In short, the author says that this is not for direct reimbursement of R&D costs; these costs are irrecoverable, and the point is simply to keep the company profitable with its overall costs. (After all, the price of a medicine does not drop once a certain amount of research and development is done.) Second, it’s not because of the “value” of the medicine. Countries that actually estimate the cost of a year of human life have cheaper medicines than we do. (They refuse to pay if the cost of a quality- adjusted life year exceeds what they have specified.)

Basically, pharmaceutical companies take whatever they can get away with.

There is no easy solution

This is the part where I should advise you to contribute in a small part and agitate for changes that will fix the problem permanently. But I can not. I’m not myself here, and it worries me that the legislators are too.

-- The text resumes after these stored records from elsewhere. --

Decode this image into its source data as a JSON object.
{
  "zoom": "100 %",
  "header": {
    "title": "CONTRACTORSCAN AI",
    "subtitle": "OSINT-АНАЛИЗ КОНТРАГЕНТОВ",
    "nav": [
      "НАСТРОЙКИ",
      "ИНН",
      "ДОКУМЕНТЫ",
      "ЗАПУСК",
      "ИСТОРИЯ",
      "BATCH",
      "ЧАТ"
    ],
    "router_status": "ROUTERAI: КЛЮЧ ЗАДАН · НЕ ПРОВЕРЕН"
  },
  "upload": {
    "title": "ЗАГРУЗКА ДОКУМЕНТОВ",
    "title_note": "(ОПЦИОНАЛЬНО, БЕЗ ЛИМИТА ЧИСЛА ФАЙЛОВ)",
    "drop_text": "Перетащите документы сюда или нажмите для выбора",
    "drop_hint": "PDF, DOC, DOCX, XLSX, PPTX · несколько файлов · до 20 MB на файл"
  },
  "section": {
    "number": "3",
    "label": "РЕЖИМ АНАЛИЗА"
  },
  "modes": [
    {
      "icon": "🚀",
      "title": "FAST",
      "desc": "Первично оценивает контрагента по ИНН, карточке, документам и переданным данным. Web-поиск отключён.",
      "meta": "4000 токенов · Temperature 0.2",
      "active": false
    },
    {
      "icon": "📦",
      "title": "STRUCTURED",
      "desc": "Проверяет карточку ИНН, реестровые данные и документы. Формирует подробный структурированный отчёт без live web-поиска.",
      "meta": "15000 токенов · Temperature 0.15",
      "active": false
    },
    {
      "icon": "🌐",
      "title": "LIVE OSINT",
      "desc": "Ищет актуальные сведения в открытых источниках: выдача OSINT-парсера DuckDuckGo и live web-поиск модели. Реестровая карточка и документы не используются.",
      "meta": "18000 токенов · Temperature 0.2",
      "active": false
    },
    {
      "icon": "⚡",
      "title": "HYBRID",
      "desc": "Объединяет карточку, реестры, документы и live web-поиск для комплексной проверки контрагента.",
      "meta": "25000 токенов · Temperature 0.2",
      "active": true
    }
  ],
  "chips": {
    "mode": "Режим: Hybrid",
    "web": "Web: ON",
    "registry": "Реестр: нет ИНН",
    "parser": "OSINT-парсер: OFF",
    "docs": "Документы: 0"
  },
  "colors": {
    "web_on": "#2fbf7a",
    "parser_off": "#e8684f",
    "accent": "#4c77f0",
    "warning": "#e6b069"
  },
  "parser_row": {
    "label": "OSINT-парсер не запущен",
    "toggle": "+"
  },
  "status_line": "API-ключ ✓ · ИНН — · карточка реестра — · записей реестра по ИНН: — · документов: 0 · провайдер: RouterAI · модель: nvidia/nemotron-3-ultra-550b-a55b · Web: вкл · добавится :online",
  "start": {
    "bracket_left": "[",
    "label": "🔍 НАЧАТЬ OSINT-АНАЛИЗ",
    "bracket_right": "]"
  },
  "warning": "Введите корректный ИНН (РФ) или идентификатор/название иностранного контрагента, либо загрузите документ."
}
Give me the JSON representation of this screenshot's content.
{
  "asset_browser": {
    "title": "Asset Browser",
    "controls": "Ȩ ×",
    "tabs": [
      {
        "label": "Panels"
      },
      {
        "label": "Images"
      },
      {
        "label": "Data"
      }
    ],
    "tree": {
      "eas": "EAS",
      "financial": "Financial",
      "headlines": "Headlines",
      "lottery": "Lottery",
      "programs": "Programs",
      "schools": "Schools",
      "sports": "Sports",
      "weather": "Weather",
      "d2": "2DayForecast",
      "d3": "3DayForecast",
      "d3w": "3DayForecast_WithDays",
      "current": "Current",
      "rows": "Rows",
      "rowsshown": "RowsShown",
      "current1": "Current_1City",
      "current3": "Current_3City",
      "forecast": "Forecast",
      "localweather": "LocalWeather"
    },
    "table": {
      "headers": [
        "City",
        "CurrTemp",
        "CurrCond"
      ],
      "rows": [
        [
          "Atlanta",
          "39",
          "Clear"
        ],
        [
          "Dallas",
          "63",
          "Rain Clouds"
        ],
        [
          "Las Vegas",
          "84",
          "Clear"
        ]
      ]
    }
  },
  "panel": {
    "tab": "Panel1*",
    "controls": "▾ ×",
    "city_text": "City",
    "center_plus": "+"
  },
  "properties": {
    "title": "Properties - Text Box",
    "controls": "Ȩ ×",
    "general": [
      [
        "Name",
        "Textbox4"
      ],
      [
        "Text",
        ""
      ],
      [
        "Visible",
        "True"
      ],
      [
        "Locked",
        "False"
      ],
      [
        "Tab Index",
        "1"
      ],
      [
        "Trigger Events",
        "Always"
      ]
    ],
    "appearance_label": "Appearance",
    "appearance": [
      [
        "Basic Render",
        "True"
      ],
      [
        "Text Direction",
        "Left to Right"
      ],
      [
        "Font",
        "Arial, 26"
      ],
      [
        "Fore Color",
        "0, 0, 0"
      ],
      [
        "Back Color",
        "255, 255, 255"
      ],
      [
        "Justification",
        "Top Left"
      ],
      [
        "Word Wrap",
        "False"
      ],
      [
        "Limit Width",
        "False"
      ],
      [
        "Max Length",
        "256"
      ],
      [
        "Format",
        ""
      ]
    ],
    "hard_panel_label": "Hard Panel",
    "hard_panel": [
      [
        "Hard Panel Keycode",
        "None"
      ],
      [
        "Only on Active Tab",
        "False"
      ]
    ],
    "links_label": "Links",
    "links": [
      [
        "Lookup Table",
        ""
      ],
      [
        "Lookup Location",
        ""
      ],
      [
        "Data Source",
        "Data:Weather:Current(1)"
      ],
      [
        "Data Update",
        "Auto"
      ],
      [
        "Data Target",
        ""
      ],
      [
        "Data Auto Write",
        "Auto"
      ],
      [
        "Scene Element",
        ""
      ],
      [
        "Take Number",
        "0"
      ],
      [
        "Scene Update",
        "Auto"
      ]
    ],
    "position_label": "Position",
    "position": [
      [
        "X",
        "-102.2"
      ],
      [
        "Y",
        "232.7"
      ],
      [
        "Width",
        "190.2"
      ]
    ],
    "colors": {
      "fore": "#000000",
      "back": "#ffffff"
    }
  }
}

First, about these coupons – I won’t tell you not to use them. If you need a medicine and can get it for free, use it while you can. (But be sure to read the small print – some are only suitable for a certain number of fillings, and the program may disappear at any time.)

What helps a little is not “asking your doctor about brand name drugs.” Some medications are unnecessary or don’t work (hello Addie) or generics are just as good. If the ad opens your eyes to the possibility that I do have a problem that Big Pharma can solve, ask your doctor, but make it a real question. Not the demand for what you saw on TV, but rather, “Is the drug the best approach to this?” and “Is this hot new drug better than the old one?”

Real change is likely to require government action. It helps that the FDA is now able to approve generic drugs much faster than it used to (although it has a huge lag). Another proposed solution is to allow patients to import drugs from Canada , essentially outsourcing price control laws that we do not want to pass ourselves.

But the system is not working yet. I think fill out your scripts at Costco ? And try not to get sick.